RL: Our adiZero lasts are probably the most contoured, most form fitting and lowest to the ground possible. If we had to start there, we started with the adiZero lasts and took things from there.
ZD: Would one big difference be that there is no offset on the adiPure Trainer?
RL: No, there’s none. We wanted to be sure we had a neutral position on the shoe.
ZD: How important was it working with outside experts, like doctors and trainers, to learn exactly what you needed to provide in a shoe like this?
RL: We started with the foot, and then you saw obviously with Mark [Verstegen, of Athlete’s Performance], all the way up to the legs and how they function. He was a key driver in how we built this and understanding the movements. The human body is where we start.
ZD: Once you had the last and mechanics down, was it a challenge to get the patterns and materials right?
RL: Yes, it was a real challenge to get it to fit like a glove, to be able to get your foot in from an ease of entry standpoint, sizing and materials. We wanted it to be honest and pure. How do we make it be honest and pure and simple? That was the key thing. One thing we wanted was to create a stretch that was strong enough to keep your foot locked in. But we also wanted those details where you just touch it, and it has a nice sense of touch to it and more natural feeling.
ZD: Style can be such an important part of even performance footwear. Even with cleats, athletes want aesthetic appeal so that they look good on TV, or from the stands. Could you talk about the aesthetics of a shoe that was made to use specifically for the gym, and more of a piece of equipment?

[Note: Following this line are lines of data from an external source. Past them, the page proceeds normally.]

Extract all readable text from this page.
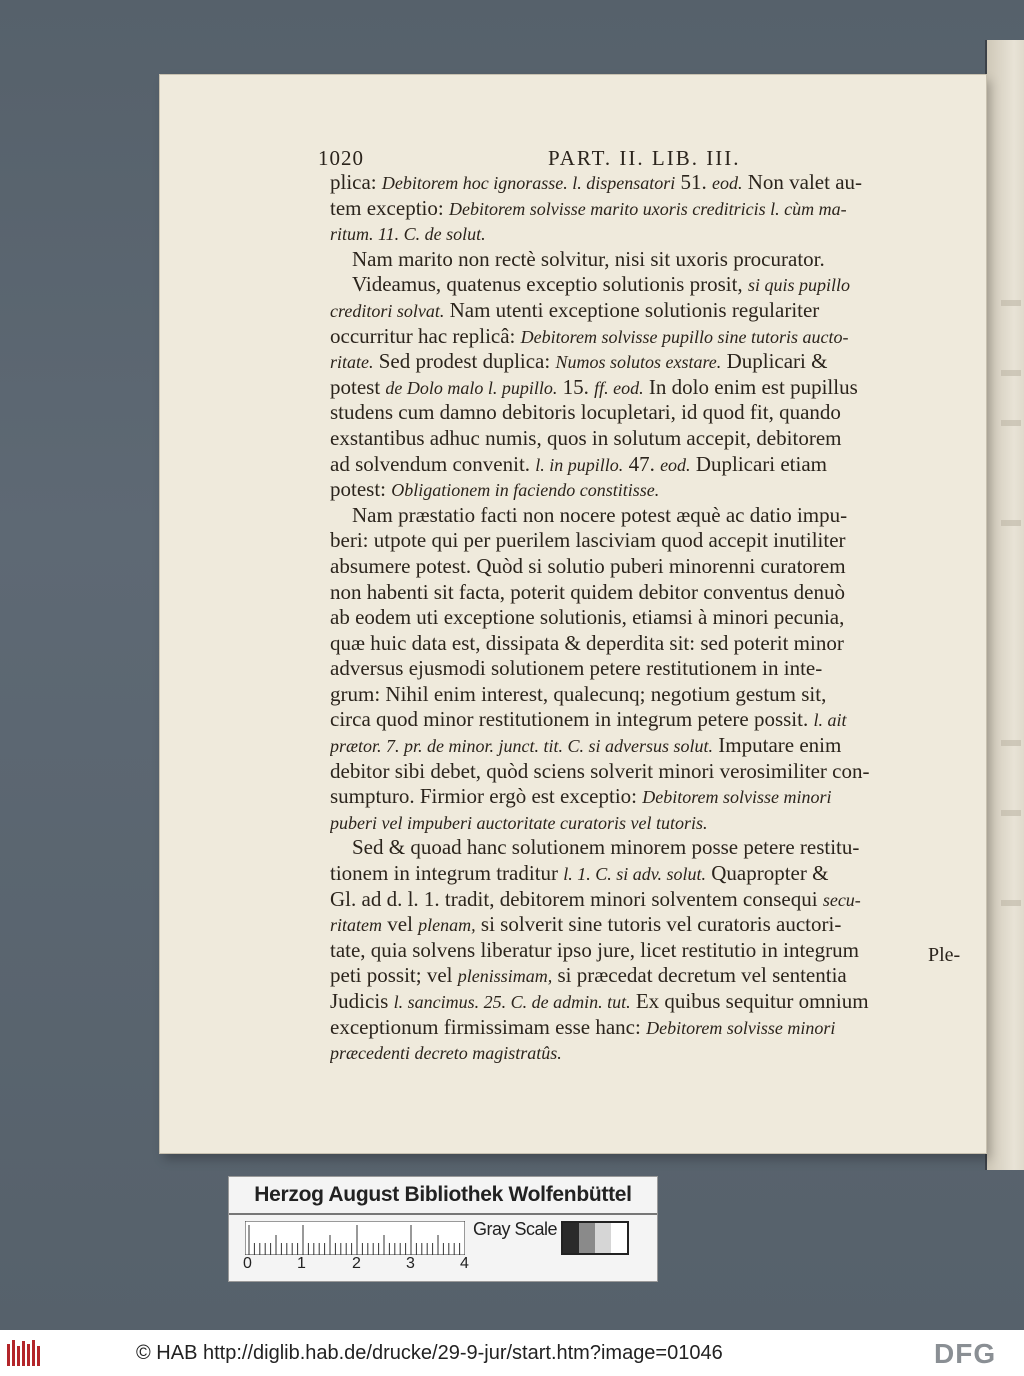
1020	PART. II. LIB. III.
plica: Debitorem hoc ignorasse. l. dispensatori 51. eod. Non valet au-
tem exceptio: Debitorem solvisse marito uxoris creditricis l. cùm ma-
ritum. 11. C. de solut.
Nam marito non rectè solvitur, nisi sit uxoris procurator.
Videamus, quatenus exceptio solutionis prosit, si quis pupillo
creditori solvat. Nam utenti exceptione solutionis regulariter
occurritur hac replicâ: Debitorem solvisse pupillo sine tutoris aucto-
ritate. Sed prodest duplica: Numos solutos exstare. Duplicari &
potest de Dolo malo l. pupillo. 15. ff. eod. In dolo enim est pupillus
studens cum damno debitoris locupletari, id quod fit, quando
exstantibus adhuc numis, quos in solutum accepit, debitorem
ad solvendum convenit. l. in pupillo. 47. eod. Duplicari etiam
potest: Obligationem in faciendo constitisse.
Nam præstatio facti non nocere potest æquè ac datio impu-
beri: utpote qui per puerilem lasciviam quod accepit inutiliter
absumere potest. Quòd si solutio puberi minorenni curatorem
non habenti sit facta, poterit quidem debitor conventus denuò
ab eodem uti exceptione solutionis, etiamsi à minori pecunia,
quæ huic data est, dissipata & deperdita sit: sed poterit minor
adversus ejusmodi solutionem petere restitutionem in inte-
grum: Nihil enim interest, qualecunq; negotium gestum sit,
circa quod minor restitutionem in integrum petere possit. l. ait
prætor. 7. pr. de minor. junct. tit. C. si adversus solut. Imputare enim
debitor sibi debet, quòd sciens solverit minori verosimiliter con-
sumpturo. Firmior ergò est exceptio: Debitorem solvisse minori
puberi vel impuberi auctoritate curatoris vel tutoris.
Sed & quoad hanc solutionem minorem posse petere restitu-
tionem in integrum traditur l. 1. C. si adv. solut. Quapropter &
Gl. ad d. l. 1. tradit, debitorem minori solventem consequi secu-
ritatem vel plenam, si solverit sine tutoris vel curatoris auctori-
tate, quia solvens liberatur ipso jure, licet restitutio in integrum
peti possit; vel plenissimam, si præcedat decretum vel sententia
Judicis l. sancimus. 25. C. de admin. tut. Ex quibus sequitur omnium
exceptionum firmissimam esse hanc: Debitorem solvisse minori
præcedenti decreto magistratûs.
Ple-
Herzog August Bibliothek Wolfenbüttel
0	1	2	3	4
Gray Scale
© HAB http://diglib.hab.de/drucke/29-9-jur/start.htm?image=01046	DFG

RL: You know, it’s crazy. We have this kind of Bauhaus way of design aesthetic I would say. The simplicity is really key here for that. What does it look like if you just wore it around with jeans – that’s the challenging part. We had so many different ideas, but we wanted to create something simple. I think some people start to wear these around the house just to get your foot activated.
ZD: Could you talk about the way the outsole conforms up the sides and becomes counters?
RL: The radiuses and how we carved it out was key. To understand that, and to have the wraps that we do, really help you feel locked in.
ZD: Is that a shank that you can see through the cutouts in the outsole?
RL: We have a really thin piece of plate there. We didn’t want it to go all the way through; it’s not a water shoe, it’s a functional training shoe. We wanted to carve [the outsole] out to add flexibility.
ZD: There’s also a layer of foam between the foot and the outsole. Why was that extra protection so important?
RL: It’s there from a bruising standpoint. Like Mark says, if you bruise your heel or forefoot – anything in there – it’s a long-term injury. That was important for us, and that’s what I think was a critical thing here. We wanted to have EVA to have some cushioning, but yet not raise the shoe like traditional EVAs. In our traditional testing, from an EVA standpoint, it’s pretty great. We had to rethink all of our testing and how we did this. But the point was, we had to have some cushioning that you could use with various techniques in the gym. This is the first gym shoe [of its kind].
Priced at $90, you’ll be able to pick up the adidas adiPure Trainer in a variety of colorways at Eastbay in November.